As your policy should both set rules on AI use as well as provide processes around AI use approvals, you should start with a map of what teams and roles in your organization own decision-making around AI use. This is unlikely to be a single person or team, more likely is that multiple teams are involved, potentially including procurement, IT, security, legal, compliance, data governance, operations, and the teams that own particular data sets.  

The Course

AI opens the door to huge opportunities and huge risks.  Before you can finalize an AI policy there needs to be a general meeting of the minds of the leadership team as to what risks are acceptable, what risks are not acceptable, and which risks require an individual review.  As the AI landscape is evolving so rapidly, these assessments should be revisited with more regularity than we have with other technologies.

The Model

Your AI policy should match the format, tone, and complexity of your organization’s other policies.  AI policies can be extremely detailed and complex or they can be short and simple.  The form that is right for your organization should be influenced by how you have historically written policies.

Step 2: Define the Purpose and Scope

  • Why the policy exists (protecting stakeholders, compliance, trust).

  • Where it applies (enterprise-wide, or limited to specific teams/uses).

  • Who it applies to (employees, contractors, vendors).
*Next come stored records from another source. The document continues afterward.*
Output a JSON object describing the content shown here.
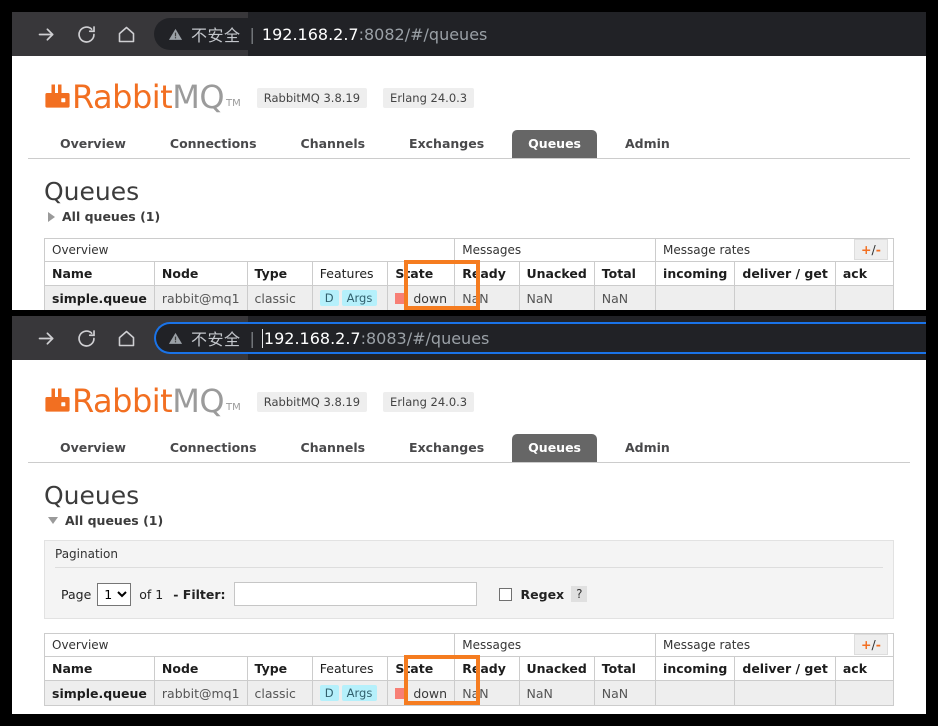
{
  "panels": [
    {
      "id": "panel-top",
      "browser": {
        "back_icon": "arrow-right-icon",
        "reload_icon": "reload-icon",
        "home_icon": "home-icon",
        "security_icon": "warning-triangle-icon",
        "security_label": "不安全",
        "separator": "|",
        "url_host": "192.168.2.7",
        "url_rest": ":8082/#/queues",
        "focused": false
      },
      "brand": {
        "logo_mark": "rabbitmq-logo-icon",
        "name_primary": "Rabbit",
        "name_secondary": "MQ",
        "trademark": "TM",
        "version_pill": "RabbitMQ 3.8.19",
        "erlang_pill": "Erlang 24.0.3"
      },
      "tabs": [
        {
          "label": "Overview",
          "active": false
        },
        {
          "label": "Connections",
          "active": false
        },
        {
          "label": "Channels",
          "active": false
        },
        {
          "label": "Exchanges",
          "active": false
        },
        {
          "label": "Queues",
          "active": true
        },
        {
          "label": "Admin",
          "active": false
        }
      ],
      "page_title": "Queues",
      "all_queues_toggle": {
        "label": "All queues (1)",
        "expanded": false
      },
      "show_pagination": false
    },
    {
      "id": "panel-bottom",
      "browser": {
        "back_icon": "arrow-right-icon",
        "reload_icon": "reload-icon",
        "home_icon": "home-icon",
        "security_icon": "warning-triangle-icon",
        "security_label": "不安全",
        "separator": "|",
        "url_host": "192.168.2.7",
        "url_rest": ":8083/#/queues",
        "focused": true
      },
      "brand": {
        "logo_mark": "rabbitmq-logo-icon",
        "name_primary": "Rabbit",
        "name_secondary": "MQ",
        "trademark": "TM",
        "version_pill": "RabbitMQ 3.8.19",
        "erlang_pill": "Erlang 24.0.3"
      },
      "tabs": [
        {
          "label": "Overview",
          "active": false
        },
        {
          "label": "Connections",
          "active": false
        },
        {
          "label": "Channels",
          "active": false
        },
        {
          "label": "Exchanges",
          "active": false
        },
        {
          "label": "Queues",
          "active": true
        },
        {
          "label": "Admin",
          "active": false
        }
      ],
      "page_title": "Queues",
      "all_queues_toggle": {
        "label": "All queues (1)",
        "expanded": true
      },
      "show_pagination": true,
      "pagination": {
        "legend": "Pagination",
        "page_label": "Page",
        "page_value": "1",
        "page_options": [
          "1"
        ],
        "of_label": "of 1",
        "filter_label": "- Filter:",
        "filter_value": "",
        "filter_placeholder": "",
        "regex_label": "Regex",
        "regex_checked": false,
        "help_label": "?"
      }
    }
  ],
  "table": {
    "group_headers": [
      {
        "label": "Overview",
        "span": 5
      },
      {
        "label": "Messages",
        "span": 3
      },
      {
        "label": "Message rates",
        "span": 3
      }
    ],
    "columns": [
      {
        "label": "Name",
        "align": "left"
      },
      {
        "label": "Node",
        "align": "left"
      },
      {
        "label": "Type",
        "align": "left"
      },
      {
        "label": "Features",
        "align": "left"
      },
      {
        "label": "State",
        "align": "left"
      },
      {
        "label": "Ready",
        "align": "right"
      },
      {
        "label": "Unacked",
        "align": "right"
      },
      {
        "label": "Total",
        "align": "right"
      },
      {
        "label": "incoming",
        "align": "left"
      },
      {
        "label": "deliver / get",
        "align": "left"
      },
      {
        "label": "ack",
        "align": "left"
      }
    ],
    "rows": [
      {
        "name": "simple.queue",
        "node": "rabbit@mq1",
        "type": "classic",
        "features": [
          "D",
          "Args"
        ],
        "state": "down",
        "state_color": "#f77f75",
        "ready": "NaN",
        "unacked": "NaN",
        "total": "NaN",
        "incoming": "",
        "deliver_get": "",
        "ack": ""
      }
    ],
    "plus_minus": {
      "plus": "+",
      "slash": "/",
      "minus": "-"
    }
  },
  "colors": {
    "accent_orange": "#f26f21",
    "annotation_orange": "#f57c20",
    "focus_blue": "#1a73e8",
    "active_tab_grey": "#666666",
    "state_down_red": "#f77f75",
    "feature_badge_blue": "#b5f0fb"
  }
}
Step 3: Understand the Current Regulatory and Standards Landscape

Your AI policy should be sufficient to enable your organization to meet its regulatory obligations, adhere to your current standards around security and governance, and meet your customer’s expectations.  Laws and frameworks that should be part of your consideration are ISO/IEC 42001, NIST AI Risk Management Framework, OECD AI Principles, the EU AI Act, the laws of any other jurisdiction in which you are doing business, industry specific regulations.  In addition, you should be aware of laws that are not specific to AI, but may impact how it can be used such as privacy laws, intellectual property laws, and employment laws.
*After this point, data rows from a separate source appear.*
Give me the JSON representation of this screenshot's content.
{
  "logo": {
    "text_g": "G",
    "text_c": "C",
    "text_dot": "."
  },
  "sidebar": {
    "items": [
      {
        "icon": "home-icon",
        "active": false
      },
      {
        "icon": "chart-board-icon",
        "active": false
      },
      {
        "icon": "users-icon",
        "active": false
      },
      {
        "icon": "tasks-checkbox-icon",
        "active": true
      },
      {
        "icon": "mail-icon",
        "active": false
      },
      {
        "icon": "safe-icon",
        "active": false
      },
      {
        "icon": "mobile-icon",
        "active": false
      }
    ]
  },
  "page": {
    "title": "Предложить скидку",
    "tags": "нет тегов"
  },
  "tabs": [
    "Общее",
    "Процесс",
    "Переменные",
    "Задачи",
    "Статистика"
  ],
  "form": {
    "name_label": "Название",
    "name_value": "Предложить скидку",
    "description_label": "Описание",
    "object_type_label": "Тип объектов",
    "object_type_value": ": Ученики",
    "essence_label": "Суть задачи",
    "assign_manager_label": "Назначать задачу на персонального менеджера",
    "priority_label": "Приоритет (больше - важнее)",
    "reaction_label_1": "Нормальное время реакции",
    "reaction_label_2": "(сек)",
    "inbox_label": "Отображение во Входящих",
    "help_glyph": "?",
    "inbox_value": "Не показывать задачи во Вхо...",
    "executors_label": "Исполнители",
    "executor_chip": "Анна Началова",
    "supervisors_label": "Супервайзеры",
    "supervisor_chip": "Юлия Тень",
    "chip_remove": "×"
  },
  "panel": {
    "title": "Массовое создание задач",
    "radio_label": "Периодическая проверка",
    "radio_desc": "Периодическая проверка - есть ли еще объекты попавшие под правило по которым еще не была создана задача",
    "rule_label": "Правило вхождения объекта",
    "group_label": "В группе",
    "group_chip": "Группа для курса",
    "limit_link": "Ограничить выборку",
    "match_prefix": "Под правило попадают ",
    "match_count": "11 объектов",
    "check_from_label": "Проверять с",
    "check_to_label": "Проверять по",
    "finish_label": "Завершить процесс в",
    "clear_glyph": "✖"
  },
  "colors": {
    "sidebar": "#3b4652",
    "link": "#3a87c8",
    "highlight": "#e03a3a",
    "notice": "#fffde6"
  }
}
Leverage information provided by organizations such as the AI Governance Library and Responsible AI or your outside counsel.

Step 4: Start Drafting

A robust AI policy typically covers:

  1. Responsible Use Principles – Transparency, fairness, accountability, security, privacy.
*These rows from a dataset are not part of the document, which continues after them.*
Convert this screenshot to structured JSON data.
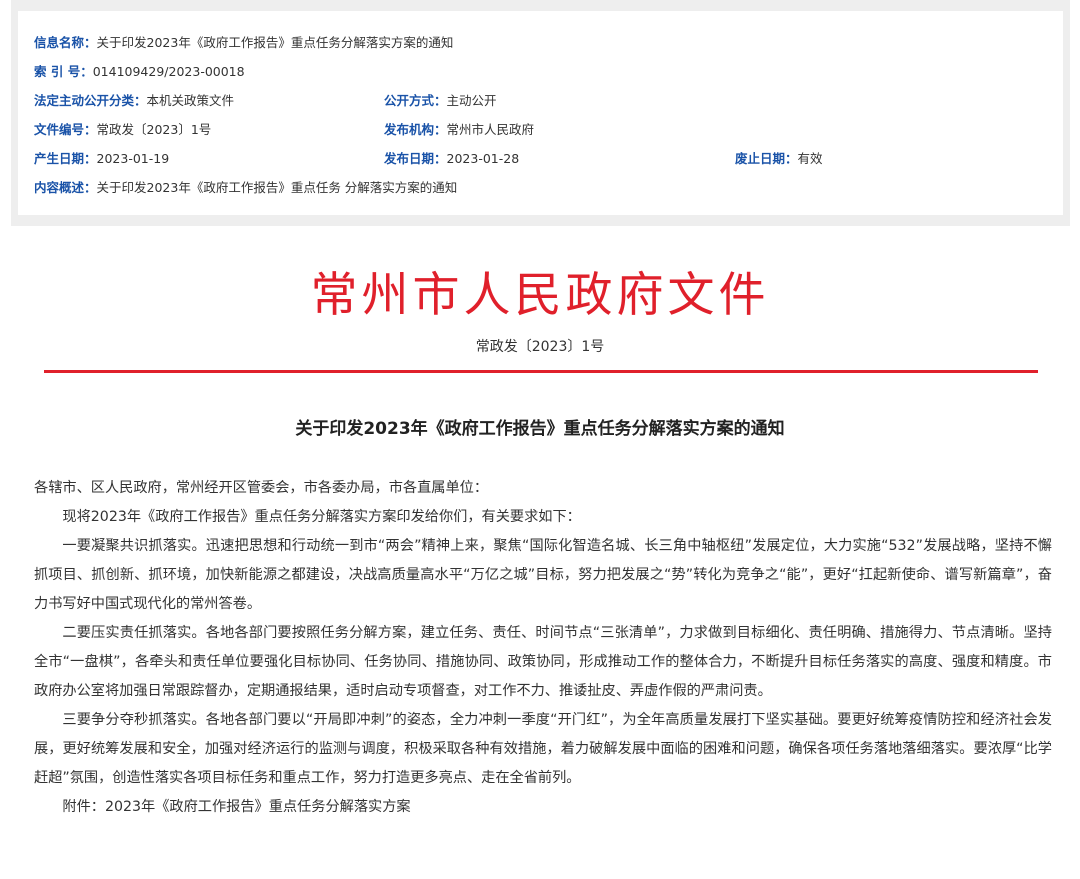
{
  "info": {
    "name_label": "信息名称：",
    "name_value": "关于印发2023年《政府工作报告》重点任务分解落实方案的通知",
    "index_label": "索 引 号：",
    "index_value": "014109429/2023-00018",
    "category_label": "法定主动公开分类：",
    "category_value": "本机关政策文件",
    "disclosure_label": "公开方式：",
    "disclosure_value": "主动公开",
    "docno_label": "文件编号：",
    "docno_value": "常政发〔2023〕1号",
    "issuer_label": "发布机构：",
    "issuer_value": "常州市人民政府",
    "created_label": "产生日期：",
    "created_value": "2023-01-19",
    "published_label": "发布日期：",
    "published_value": "2023-01-28",
    "expiry_label": "废止日期：",
    "expiry_value": "有效",
    "summary_label": "内容概述：",
    "summary_value": "关于印发2023年《政府工作报告》重点任务 分解落实方案的通知"
  },
  "document": {
    "title": "常州市人民政府文件",
    "number": "常政发〔2023〕1号",
    "notice_title": "关于印发2023年《政府工作报告》重点任务分解落实方案的通知",
    "addressee": "各辖市、区人民政府，常州经开区管委会，市各委办局，市各直属单位：",
    "intro": "现将2023年《政府工作报告》重点任务分解落实方案印发给你们，有关要求如下：",
    "para1": "一要凝聚共识抓落实。迅速把思想和行动统一到市“两会”精神上来，聚焦“国际化智造名城、长三角中轴枢纽”发展定位，大力实施“532”发展战略，坚持不懈抓项目、抓创新、抓环境，加快新能源之都建设，决战高质量高水平“万亿之城”目标，努力把发展之“势”转化为竞争之“能”，更好“扛起新使命、谱写新篇章”，奋力书写好中国式现代化的常州答卷。",
    "para2": "二要压实责任抓落实。各地各部门要按照任务分解方案，建立任务、责任、时间节点“三张清单”，力求做到目标细化、责任明确、措施得力、节点清晰。坚持全市“一盘棋”，各牵头和责任单位要强化目标协同、任务协同、措施协同、政策协同，形成推动工作的整体合力，不断提升目标任务落实的高度、强度和精度。市政府办公室将加强日常跟踪督办，定期通报结果，适时启动专项督查，对工作不力、推诿扯皮、弄虚作假的严肃问责。",
    "para3": "三要争分夺秒抓落实。各地各部门要以“开局即冲刺”的姿态，全力冲刺一季度“开门红”，为全年高质量发展打下坚实基础。要更好统筹疫情防控和经济社会发展，更好统筹发展和安全，加强对经济运行的监测与调度，积极采取各种有效措施，着力破解发展中面临的困难和问题，确保各项任务落地落细落实。要浓厚“比学赶超”氛围，创造性落实各项目标任务和重点工作，努力打造更多亮点、走在全省前列。",
    "attachment": "附件：2023年《政府工作报告》重点任务分解落实方案"
  }
}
  2. Acceptable vs. Prohibited Use – What AI tools are sanctioned and what uses are out of bounds (e.g., discriminatory practices, sensitive data risks).

  3. Governance & Oversight – Who is accountable (AI steering committee, legal, compliance).

  4. Risk Management – Process for reviewing, testing, and monitoring AI systems.

  5. Compliance – References to EU AI Act, sector-specific regs, and internal company policies.

  6. Enforcement & Training – Expectations, disciplinary measures, and employee education.

Instead of starting from scratch, you can start from a template provided by experts and modify to meet the needs you identified in the above steps.  Here are 4 that you may want to consider as starting places. 

Responsible AI Institute Template Hybrid – integrates ISO 42001 + NIST RMF, with EU AI Act & U.S. EO terminology High – comprehensive, broad coverage Enterprises needing a credible “all of the above” policy with regulatory credibility
SANS (CRF + SANS Institute) AI policy w/ explicit EU annexes; cybersecurity-first perspective Medium – balances governance + security Companies needing EU compliance coverage and a strong security emphasis
ISACA Readable, medium-length AI policy with governance guardrails Medium-Low – digestible but credible Mid-sized organizations seeking balance between compliance and accessibility
AIHR Simple, employee-facing AI usage guidelines Low – short, clear, high-level Startups and HR teams needing quick rollout and workforce awareness

Step 5: Keep It Alive

AI policies are not “set and forget.” Establish a review cadence (quarterly or bi-annually) to account for regulatory updates, new use cases, and lessons learned from deployments.

Final Thought

Your AI policy is both a shield (against regulatory, reputational, and security risks) and a compass (guiding responsible innovation). The examples above give you a starting point; the framework ensures you can tailor them to your organization’s risk appetite and culture.